Pretende-se com este artigo esclarecer os leitores utilizando a argumentação bem fundamentada do Professor Medina Carreira e as suas afirmações contundentes e despreocupadas.

As causas do desastre

A seguir ao 25 de Abril de 1974, o Estado começou a ter uma maior preocupação social e, consequentemente, as despesas de caris social aumentaram. Num primeiro momento, este acréscimo foi compensado pela forte diminuição das despesas militares. Quando essa compensação se esgotou, as despesas sociais continuaram a aumentar sendo financiadas através do aumento de impostos e outras contribuições. Os impostos foram-se agravando ao ponto de produzir um profundo efeito de asfixia sobre a economia. A economia estagnou e os decisores políticos fecharam os olhos a essa realidade. E continuaram a gastar… Até que o Estado entrou em pré-falência.

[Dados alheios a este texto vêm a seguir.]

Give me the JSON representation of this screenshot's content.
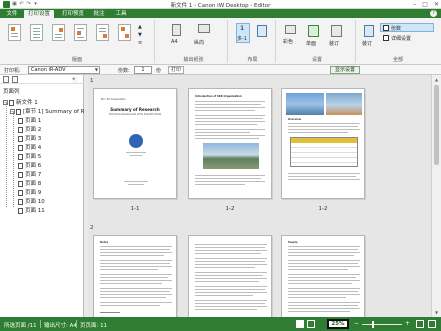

O crescimento médio anual do PIB na década de 70 foi de 4,5%. Na década de 2000, desde o início do Euro, crescemos 0,2% ao ano. A esta queda no crescimento económico, os nossos políticos fizeram corresponder um aumento progressivo da despesa.

O crescimento baqueou, o desemprego explodiu e nunca temos a certeza se há alguém disponível para nos emprestar dinheiro a taxas suportáveis.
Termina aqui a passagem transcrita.